Rivers had every right to be more concerned with Lillard and McCollum than the prospect of playing the Warriors without Curry even before his team’s injuries. The Clippers looked like a disinterested, disjointed and disorganized bunch for much of Monday’s game before Paul was sidelined. Despite shooting 35.7 percent in the first half and committing 12 turnovers, the Blazers controlled the tempo of the game and never trailed. Outside of Paul, the Clippers were essentially invisible. Paul scored the team’s first 12 points and none of his teammates scored a field goal in the game until a DeAndre Jordan dunk with 1 minute, 43 seconds left in the first quarter.
“I think we came out and it was obvious that we weren’t going to go away,” Lillard said. “What we did last game; we didn’t want it to seem like, ‘Oh, they can do it for one game, fight for one game.’ We came out and did the things that we did last game at an even higher level.”

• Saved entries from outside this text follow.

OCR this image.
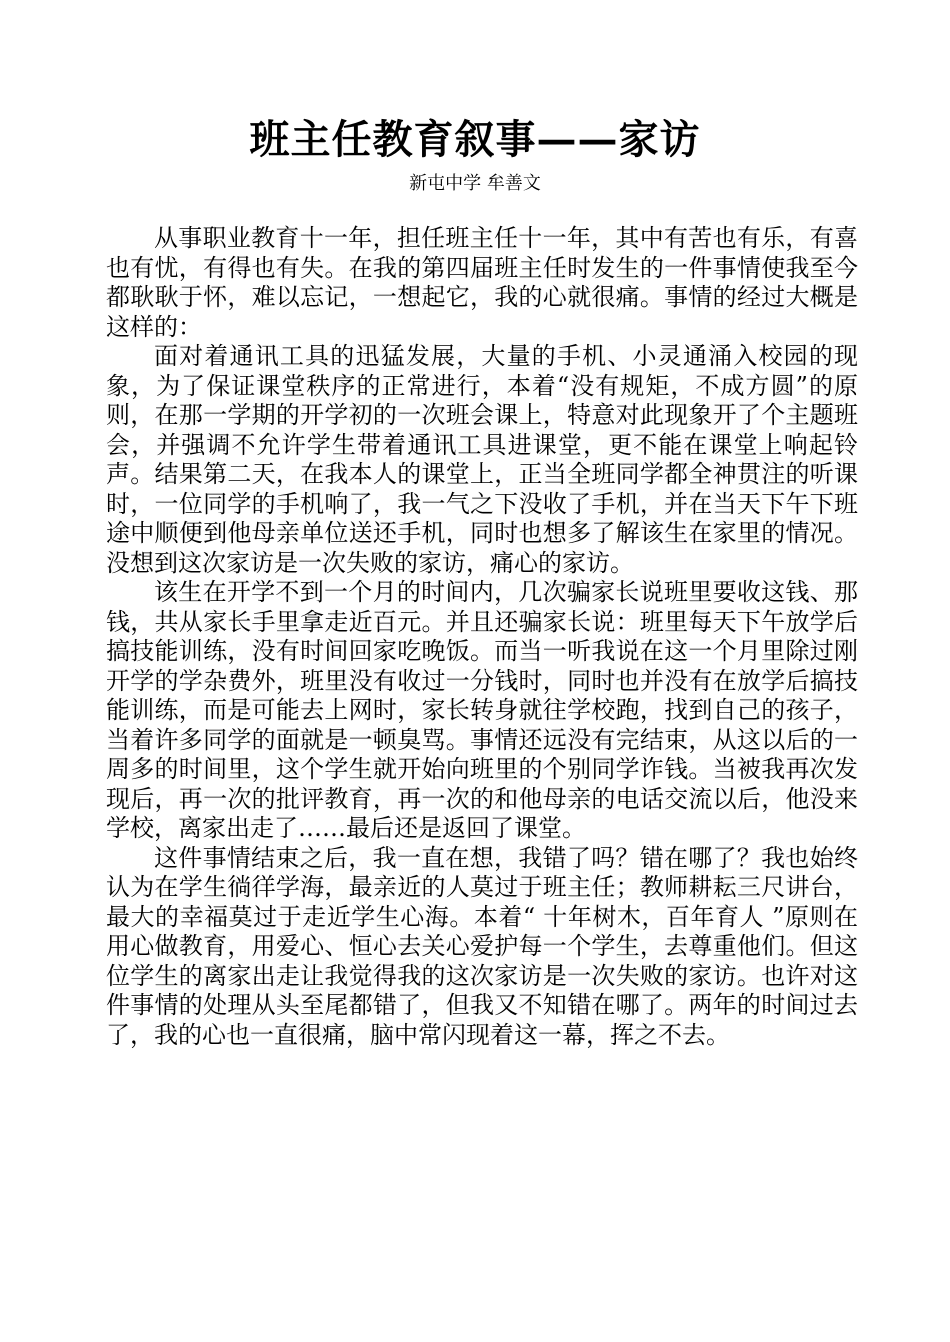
班主任教育叙事——家访
新屯中学 牟善文

从事职业教育十一年，担任班主任十一年，其中有苦也有乐，有喜也有忧，有得也有失。在我的第四届班主任时发生的一件事情使我至今都耿耿于怀，难以忘记，一想起它，我的心就很痛。事情的经过大概是这样的：

面对着通讯工具的迅猛发展，大量的手机、小灵通涌入校园的现象，为了保证课堂秩序的正常进行，本着“没有规矩，不成方圆”的原则，在那一学期的开学初的一次班会课上，特意对此现象开了个主题班会，并强调不允许学生带着通讯工具进课堂，更不能在课堂上响起铃声。结果第二天，在我本人的课堂上，正当全班同学都全神贯注的听课时，一位同学的手机响了，我一气之下没收了手机，并在当天下午下班途中顺便到他母亲单位送还手机，同时也想多了解该生在家里的情况。没想到这次家访是一次失败的家访，痛心的家访。

该生在开学不到一个月的时间内，几次骗家长说班里要收这钱、那钱，共从家长手里拿走近百元。并且还骗家长说：班里每天下午放学后搞技能训练，没有时间回家吃晚饭。而当一听我说在这一个月里除过刚开学的学杂费外，班里没有收过一分钱时，同时也并没有在放学后搞技能训练，而是可能去上网时，家长转身就往学校跑，找到自己的孩子，当着许多同学的面就是一顿臭骂。事情还远没有完结束，从这以后的一周多的时间里，这个学生就开始向班里的个别同学诈钱。当被我再次发现后，再一次的批评教育，再一次的和他母亲的电话交流以后，他没来学校，离家出走了……最后还是返回了课堂。

这件事情结束之后，我一直在想，我错了吗？错在哪了？我也始终认为在学生徜徉学海，最亲近的人莫过于班主任；教师耕耘三尺讲台，最大的幸福莫过于走近学生心海。本着“ 十年树木，百年育人 ”原则在用心做教育，用爱心、恒心去关心爱护每一个学生，去尊重他们。但这位学生的离家出走让我觉得我的这次家访是一次失败的家访。也许对这件事情的处理从头至尾都错了，但我又不知错在哪了。两年的时间过去了，我的心也一直很痛，脑中常闪现着这一幕，挥之不去。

The Clippers have been in this situation before. After taking a 2-0 lead in their first-round series against the Memphis Grizzlies in 2013, the Clippers flew to Memphis and, with a chance to put a stranglehold on the series, lost Game 3. Before taking the court for Game 4, it was announced that Russell Westbrook would be out indefinitely with a torn meniscus in his right knee. The Clippers weren’t just two wins away from moving on to the second round now; they were two wins away from playing a short-handed Oklahoma City Thunder team in the second round.
In the end, it didn’t matter. The Clippers would go onto lose the next three games, essentially getting swept after winning the first two. The turning point in the series came when Griffin injured his ankle during a full-court scrimmage. The Grizzlies went on to beat the Westbrook-less Thunder in five games before losing to the San Antonio Spurs in the Western Conference finals. The Clippers, meanwhile, fired Vinny Del Negro and brought in Rivers.

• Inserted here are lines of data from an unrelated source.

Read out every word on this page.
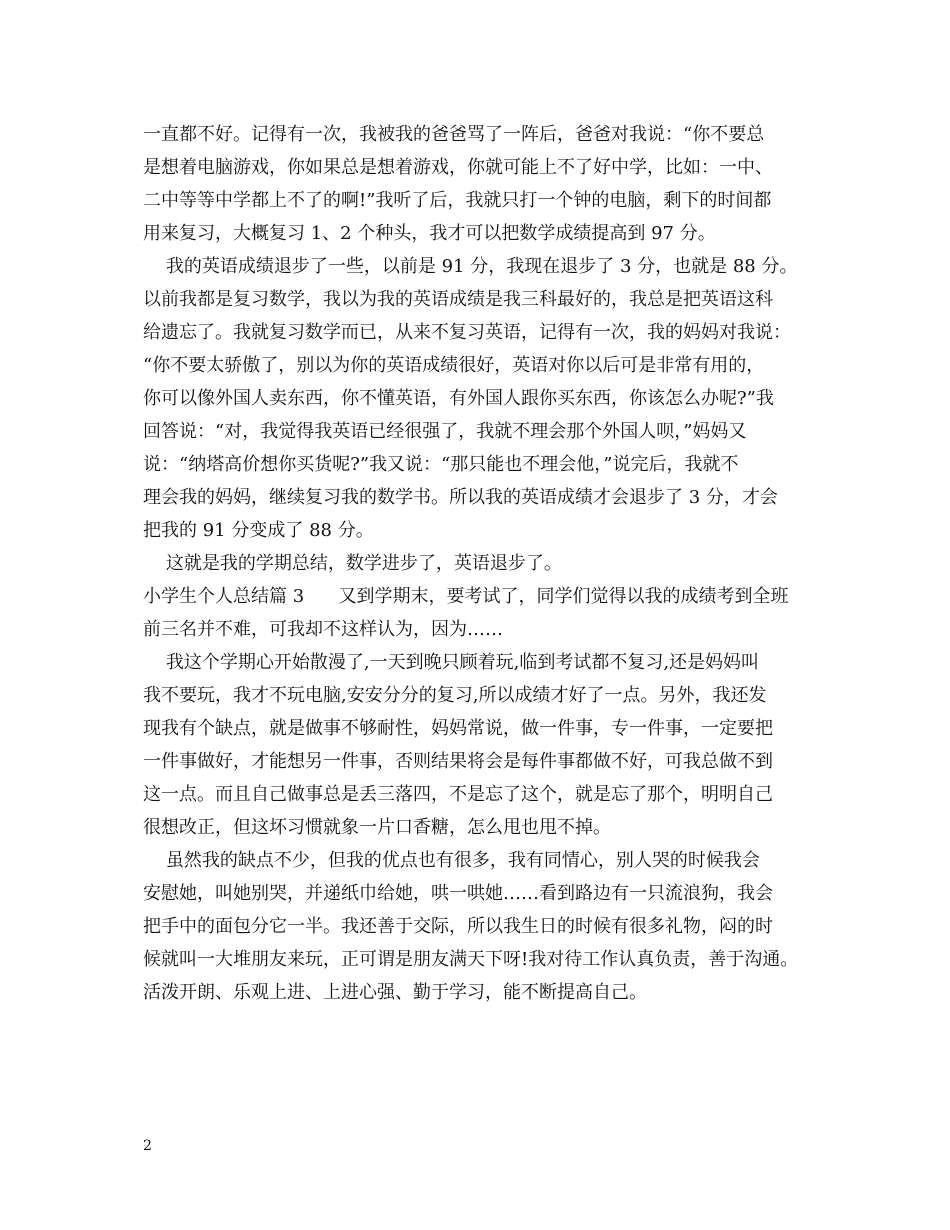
一直都不好。记得有一次，我被我的爸爸骂了一阵后，爸爸对我说：“你不要总
是想着电脑游戏，你如果总是想着游戏，你就可能上不了好中学，比如：一中、
二中等等中学都上不了的啊!”我听了后，我就只打一个钟的电脑，剩下的时间都
用来复习，大概复习 1、2 个种头，我才可以把数学成绩提高到 97 分。
我的英语成绩退步了一些，以前是 91 分，我现在退步了 3 分，也就是 88 分。
以前我都是复习数学，我以为我的英语成绩是我三科最好的，我总是把英语这科
给遗忘了。我就复习数学而已，从来不复习英语，记得有一次，我的妈妈对我说：
“你不要太骄傲了，别以为你的英语成绩很好，英语对你以后可是非常有用的，
你可以像外国人卖东西，你不懂英语，有外国人跟你买东西，你该怎么办呢?”我
回答说：“对，我觉得我英语已经很强了，我就不理会那个外国人呗，”妈妈又
说：“纳塔高价想你买货呢?”我又说：“那只能也不理会他，”说完后，我就不
理会我的妈妈，继续复习我的数学书。所以我的英语成绩才会退步了 3 分，才会
把我的 91 分变成了 88 分。
这就是我的学期总结，数学进步了，英语退步了。
小学生个人总结篇 3      又到学期末，要考试了，同学们觉得以我的成绩考到全班
前三名并不难，可我却不这样认为，因为……
我这个学期心开始散漫了,一天到晚只顾着玩,临到考试都不复习,还是妈妈叫
我不要玩，我才不玩电脑,安安分分的复习,所以成绩才好了一点。另外，我还发
现我有个缺点，就是做事不够耐性，妈妈常说，做一件事，专一件事，一定要把
一件事做好，才能想另一件事，否则结果将会是每件事都做不好，可我总做不到
这一点。而且自己做事总是丢三落四，不是忘了这个，就是忘了那个，明明自己
很想改正，但这坏习惯就象一片口香糖，怎么甩也甩不掉。
虽然我的缺点不少，但我的优点也有很多，我有同情心，别人哭的时候我会
安慰她，叫她别哭，并递纸巾给她，哄一哄她……看到路边有一只流浪狗，我会
把手中的面包分它一半。我还善于交际，所以我生日的时候有很多礼物，闷的时
候就叫一大堆朋友来玩，正可谓是朋友满天下呀!我对待工作认真负责，善于沟通。
活泼开朗、乐观上进、上进心强、勤于学习，能不断提高自己。
2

Without Paul, or even without Griffin, Rivers wasn't in the mood to concede with the series tied and two of the next three potential games in Los Angeles.
“We’re going home. All they’ve done is win two games at home just like we won two games at home," he said. “We’ve been in adverse situations all year with guys out, but guys have come through and I expect us to do that at our place.”